Google, Google, Go away
Since my journal is of a personal nature - I don’t really want it indexed on Google. I had previously posted about a way to “temporarily” remove your site from their index - unfortunately, it DOES time out! I’ve done this a number of times, and… well… it’s BAAACKK.
If you can’t beat ‘em - pretend you don’t exist, and maybe they’ll go away.

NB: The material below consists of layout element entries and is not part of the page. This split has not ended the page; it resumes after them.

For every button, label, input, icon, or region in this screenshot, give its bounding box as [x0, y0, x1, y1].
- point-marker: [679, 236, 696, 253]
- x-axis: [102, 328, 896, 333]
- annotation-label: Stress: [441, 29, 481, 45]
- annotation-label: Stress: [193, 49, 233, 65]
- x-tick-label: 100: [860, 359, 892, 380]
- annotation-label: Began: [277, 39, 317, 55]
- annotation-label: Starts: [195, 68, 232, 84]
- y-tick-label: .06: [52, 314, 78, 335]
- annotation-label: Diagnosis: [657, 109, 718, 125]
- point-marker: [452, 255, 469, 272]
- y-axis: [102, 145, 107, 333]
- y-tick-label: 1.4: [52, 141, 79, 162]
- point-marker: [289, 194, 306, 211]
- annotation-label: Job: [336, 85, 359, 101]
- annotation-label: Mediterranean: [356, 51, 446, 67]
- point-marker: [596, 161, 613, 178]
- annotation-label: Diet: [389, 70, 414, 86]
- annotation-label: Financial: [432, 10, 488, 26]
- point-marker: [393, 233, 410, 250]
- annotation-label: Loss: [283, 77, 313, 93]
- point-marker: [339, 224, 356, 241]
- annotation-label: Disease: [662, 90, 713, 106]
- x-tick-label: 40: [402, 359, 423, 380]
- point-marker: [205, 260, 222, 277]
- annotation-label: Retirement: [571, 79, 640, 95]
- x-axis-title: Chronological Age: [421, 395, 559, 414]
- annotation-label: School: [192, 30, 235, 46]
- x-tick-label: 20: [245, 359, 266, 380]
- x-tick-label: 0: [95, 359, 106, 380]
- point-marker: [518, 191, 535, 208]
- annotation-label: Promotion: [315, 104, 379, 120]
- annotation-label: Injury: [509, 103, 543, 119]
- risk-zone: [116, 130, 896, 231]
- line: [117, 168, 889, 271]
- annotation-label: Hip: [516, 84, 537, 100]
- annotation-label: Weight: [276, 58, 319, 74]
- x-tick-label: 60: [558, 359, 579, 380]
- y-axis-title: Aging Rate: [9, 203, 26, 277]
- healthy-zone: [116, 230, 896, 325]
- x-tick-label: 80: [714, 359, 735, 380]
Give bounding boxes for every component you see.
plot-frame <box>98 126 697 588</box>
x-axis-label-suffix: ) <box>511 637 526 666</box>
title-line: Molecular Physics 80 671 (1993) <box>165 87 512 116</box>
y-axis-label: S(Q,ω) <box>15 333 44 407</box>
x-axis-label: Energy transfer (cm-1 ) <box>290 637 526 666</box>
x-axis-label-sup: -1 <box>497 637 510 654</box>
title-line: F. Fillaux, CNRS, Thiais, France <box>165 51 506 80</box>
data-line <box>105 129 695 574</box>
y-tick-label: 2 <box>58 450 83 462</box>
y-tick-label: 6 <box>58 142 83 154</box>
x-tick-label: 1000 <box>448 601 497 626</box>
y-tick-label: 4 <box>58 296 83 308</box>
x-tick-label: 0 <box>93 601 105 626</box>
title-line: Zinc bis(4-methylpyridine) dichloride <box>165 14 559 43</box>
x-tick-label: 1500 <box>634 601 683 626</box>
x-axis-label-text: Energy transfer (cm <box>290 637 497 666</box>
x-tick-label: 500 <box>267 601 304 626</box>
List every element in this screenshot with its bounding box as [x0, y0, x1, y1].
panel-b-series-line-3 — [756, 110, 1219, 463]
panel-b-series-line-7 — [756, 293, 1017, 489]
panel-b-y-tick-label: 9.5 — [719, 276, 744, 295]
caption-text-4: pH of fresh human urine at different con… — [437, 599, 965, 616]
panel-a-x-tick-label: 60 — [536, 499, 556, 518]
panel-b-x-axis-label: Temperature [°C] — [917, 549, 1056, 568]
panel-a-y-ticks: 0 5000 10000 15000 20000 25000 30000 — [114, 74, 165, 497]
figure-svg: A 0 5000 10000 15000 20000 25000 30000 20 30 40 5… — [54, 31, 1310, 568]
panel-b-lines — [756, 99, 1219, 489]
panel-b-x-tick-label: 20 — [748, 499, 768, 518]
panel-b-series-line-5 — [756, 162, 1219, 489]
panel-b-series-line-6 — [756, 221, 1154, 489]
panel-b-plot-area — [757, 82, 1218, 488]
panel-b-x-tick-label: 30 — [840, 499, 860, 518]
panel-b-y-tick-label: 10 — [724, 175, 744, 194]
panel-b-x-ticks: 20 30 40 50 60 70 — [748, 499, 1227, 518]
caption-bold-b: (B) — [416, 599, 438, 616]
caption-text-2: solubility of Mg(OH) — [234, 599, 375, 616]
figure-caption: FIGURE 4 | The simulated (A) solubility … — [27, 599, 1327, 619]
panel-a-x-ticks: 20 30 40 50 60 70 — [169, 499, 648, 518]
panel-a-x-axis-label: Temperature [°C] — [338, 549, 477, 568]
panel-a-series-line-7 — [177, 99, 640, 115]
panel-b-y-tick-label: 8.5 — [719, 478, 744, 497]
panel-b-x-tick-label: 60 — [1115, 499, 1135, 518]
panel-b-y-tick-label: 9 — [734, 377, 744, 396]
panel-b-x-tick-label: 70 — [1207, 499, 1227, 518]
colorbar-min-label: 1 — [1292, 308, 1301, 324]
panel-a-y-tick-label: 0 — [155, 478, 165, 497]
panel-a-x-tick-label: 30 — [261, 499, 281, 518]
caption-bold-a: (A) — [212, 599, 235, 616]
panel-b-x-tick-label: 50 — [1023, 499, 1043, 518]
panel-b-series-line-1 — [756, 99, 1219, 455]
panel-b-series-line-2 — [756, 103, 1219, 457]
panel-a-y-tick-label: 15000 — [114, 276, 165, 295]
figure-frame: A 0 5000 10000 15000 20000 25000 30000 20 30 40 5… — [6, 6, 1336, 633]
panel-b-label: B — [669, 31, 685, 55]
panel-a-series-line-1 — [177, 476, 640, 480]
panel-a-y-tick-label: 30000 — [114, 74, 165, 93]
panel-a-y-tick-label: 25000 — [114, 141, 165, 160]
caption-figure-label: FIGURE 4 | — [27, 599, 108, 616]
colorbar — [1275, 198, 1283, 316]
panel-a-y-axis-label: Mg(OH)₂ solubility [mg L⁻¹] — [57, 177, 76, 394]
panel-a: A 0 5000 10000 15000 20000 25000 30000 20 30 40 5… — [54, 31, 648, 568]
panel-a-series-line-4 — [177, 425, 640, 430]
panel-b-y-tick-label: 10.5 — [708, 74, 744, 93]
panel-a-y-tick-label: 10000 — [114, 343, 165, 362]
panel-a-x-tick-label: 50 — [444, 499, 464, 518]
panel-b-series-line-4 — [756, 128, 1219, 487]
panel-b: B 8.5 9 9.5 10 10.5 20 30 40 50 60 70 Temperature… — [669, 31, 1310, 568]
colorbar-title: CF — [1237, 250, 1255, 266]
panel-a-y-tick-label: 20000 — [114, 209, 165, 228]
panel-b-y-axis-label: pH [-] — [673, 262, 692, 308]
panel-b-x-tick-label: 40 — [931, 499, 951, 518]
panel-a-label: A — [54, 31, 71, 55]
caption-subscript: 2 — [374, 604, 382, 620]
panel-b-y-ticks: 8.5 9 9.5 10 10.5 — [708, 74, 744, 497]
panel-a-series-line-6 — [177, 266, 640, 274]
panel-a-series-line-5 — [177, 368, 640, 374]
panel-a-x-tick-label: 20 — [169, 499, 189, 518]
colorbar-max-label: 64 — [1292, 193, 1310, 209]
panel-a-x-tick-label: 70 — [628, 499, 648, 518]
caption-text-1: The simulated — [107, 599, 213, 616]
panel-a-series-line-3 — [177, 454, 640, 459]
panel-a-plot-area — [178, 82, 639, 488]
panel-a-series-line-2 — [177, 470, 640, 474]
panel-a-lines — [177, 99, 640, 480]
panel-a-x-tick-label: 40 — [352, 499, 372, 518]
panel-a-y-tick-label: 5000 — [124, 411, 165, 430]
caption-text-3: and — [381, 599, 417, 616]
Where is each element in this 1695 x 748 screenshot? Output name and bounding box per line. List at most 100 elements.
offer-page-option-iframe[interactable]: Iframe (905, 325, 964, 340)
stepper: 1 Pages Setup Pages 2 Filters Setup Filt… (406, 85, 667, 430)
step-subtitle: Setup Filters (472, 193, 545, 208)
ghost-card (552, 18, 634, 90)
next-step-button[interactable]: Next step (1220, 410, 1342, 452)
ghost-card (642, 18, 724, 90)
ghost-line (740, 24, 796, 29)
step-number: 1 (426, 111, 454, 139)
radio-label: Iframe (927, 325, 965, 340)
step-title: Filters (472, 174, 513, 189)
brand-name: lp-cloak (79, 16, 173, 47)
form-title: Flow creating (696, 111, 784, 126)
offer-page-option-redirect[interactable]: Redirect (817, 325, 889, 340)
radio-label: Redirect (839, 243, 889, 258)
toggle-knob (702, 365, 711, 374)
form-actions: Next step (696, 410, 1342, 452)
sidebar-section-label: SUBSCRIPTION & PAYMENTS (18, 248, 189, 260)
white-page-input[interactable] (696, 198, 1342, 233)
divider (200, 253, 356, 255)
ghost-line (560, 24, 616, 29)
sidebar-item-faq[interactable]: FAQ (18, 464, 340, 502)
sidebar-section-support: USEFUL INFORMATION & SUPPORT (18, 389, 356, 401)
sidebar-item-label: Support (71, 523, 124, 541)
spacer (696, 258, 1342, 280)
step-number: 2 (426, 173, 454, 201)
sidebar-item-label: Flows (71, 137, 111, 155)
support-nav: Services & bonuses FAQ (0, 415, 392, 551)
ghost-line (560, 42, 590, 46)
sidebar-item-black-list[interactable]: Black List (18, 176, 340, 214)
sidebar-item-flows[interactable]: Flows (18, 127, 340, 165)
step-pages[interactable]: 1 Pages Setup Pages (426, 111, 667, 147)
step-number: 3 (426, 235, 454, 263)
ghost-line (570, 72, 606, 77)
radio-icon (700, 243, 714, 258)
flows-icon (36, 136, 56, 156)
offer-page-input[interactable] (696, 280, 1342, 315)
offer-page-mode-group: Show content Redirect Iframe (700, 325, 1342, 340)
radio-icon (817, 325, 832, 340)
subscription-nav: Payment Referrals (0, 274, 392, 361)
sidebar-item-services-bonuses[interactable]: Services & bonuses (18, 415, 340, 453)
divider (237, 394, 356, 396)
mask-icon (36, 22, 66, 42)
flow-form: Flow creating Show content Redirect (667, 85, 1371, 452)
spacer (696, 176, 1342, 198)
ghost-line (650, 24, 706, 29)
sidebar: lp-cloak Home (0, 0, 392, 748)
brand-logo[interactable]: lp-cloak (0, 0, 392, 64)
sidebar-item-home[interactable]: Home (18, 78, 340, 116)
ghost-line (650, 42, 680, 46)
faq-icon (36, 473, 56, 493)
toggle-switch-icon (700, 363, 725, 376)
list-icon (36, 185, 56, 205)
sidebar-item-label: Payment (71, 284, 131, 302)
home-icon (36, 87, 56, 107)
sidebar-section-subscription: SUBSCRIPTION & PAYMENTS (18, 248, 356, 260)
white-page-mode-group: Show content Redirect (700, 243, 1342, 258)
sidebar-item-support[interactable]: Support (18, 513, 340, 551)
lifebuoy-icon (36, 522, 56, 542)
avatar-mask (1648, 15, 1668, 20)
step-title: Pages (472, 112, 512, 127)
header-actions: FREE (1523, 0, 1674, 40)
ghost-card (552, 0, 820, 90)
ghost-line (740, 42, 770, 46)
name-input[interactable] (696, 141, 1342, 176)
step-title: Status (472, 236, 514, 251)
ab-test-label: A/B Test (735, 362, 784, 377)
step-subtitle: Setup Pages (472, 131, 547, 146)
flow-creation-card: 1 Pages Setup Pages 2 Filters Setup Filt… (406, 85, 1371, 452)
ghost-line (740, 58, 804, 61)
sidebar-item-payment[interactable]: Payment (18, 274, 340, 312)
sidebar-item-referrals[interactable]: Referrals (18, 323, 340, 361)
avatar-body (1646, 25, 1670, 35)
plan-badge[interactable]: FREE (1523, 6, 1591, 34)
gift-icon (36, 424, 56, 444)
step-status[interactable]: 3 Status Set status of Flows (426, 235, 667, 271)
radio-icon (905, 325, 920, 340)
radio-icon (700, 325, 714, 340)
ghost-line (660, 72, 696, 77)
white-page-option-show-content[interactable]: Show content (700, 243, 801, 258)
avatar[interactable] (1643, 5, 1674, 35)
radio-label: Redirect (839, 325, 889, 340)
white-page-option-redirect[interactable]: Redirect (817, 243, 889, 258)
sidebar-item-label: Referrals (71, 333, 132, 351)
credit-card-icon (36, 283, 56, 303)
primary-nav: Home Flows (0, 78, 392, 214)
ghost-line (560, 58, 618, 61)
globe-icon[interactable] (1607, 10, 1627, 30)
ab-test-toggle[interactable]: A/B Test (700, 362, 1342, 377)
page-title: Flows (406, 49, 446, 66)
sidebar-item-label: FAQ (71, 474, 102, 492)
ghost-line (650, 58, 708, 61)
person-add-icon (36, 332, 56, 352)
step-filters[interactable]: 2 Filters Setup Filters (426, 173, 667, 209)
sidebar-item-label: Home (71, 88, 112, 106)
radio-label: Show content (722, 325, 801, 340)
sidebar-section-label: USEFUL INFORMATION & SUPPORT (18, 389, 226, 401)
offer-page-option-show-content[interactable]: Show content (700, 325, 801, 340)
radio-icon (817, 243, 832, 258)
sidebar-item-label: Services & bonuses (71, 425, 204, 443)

I’ve now added code to my blog so that if you get to it from a google search you get a “file not found” page. For those of you wishing to hide from Google - here’s how I did it:
At the top of (every) page (obviously - this is done as an include) - BEFORE any <html> tags I have this:
<?
$itsagoogle = ‘google.’;
$ref = getenv(”HTTP_REFERER”);
if (($ref) and (strstr($ref, $itsagoogle)) ) {
print(’<head><title>File Not Found</title></head><body><H1>File Not Found</h1><p>The requested URL was not found on this server.</p></BODY>’);
exit;
}
?>
That’s it! Now if you do a search in google, and my site comes up - you’ll get that generic “file not found page”. I’m all for simple solutions!!!
(Standard disclaimer: This requires that you can run php on your page and server)
update: For those of you who used this code previous to 11:00pm on 5/18 please note I made a slight change so that ANY google referrer would be blocked (ie. the original script didn’t work if they came from a www.google.ca search) but now it’s fixed…
Update 3/16/03: Ron had a hack elsewhere that would work here if you’d like to add bad more rejected referrers in addition to Google. With his hack, here’s how it goes: (this should be one of the first things on your page)
May 18th, 2002 at 4:26 pm
Thank you Jenn! I’ve had this same problem and am so tired of resubmitting to have my site not listed. This is going to be great!
May 18th, 2002 at 5:26 pm
Just so you know - this is still only a “superficial fix”, as anyone intent on getting to your site can just manually type in your url. hit enter. (Then hit refresh if neccessary) and they’re on. But, of course, they’d have to KNOW to do that! LOL!
May 18th, 2002 at 6:52 pm
That’s a good little trick! Especially if you have a blog listed on the Australian NineMSN blog directory. I don’t know who wrote those descriptions, but they’re most unflattering!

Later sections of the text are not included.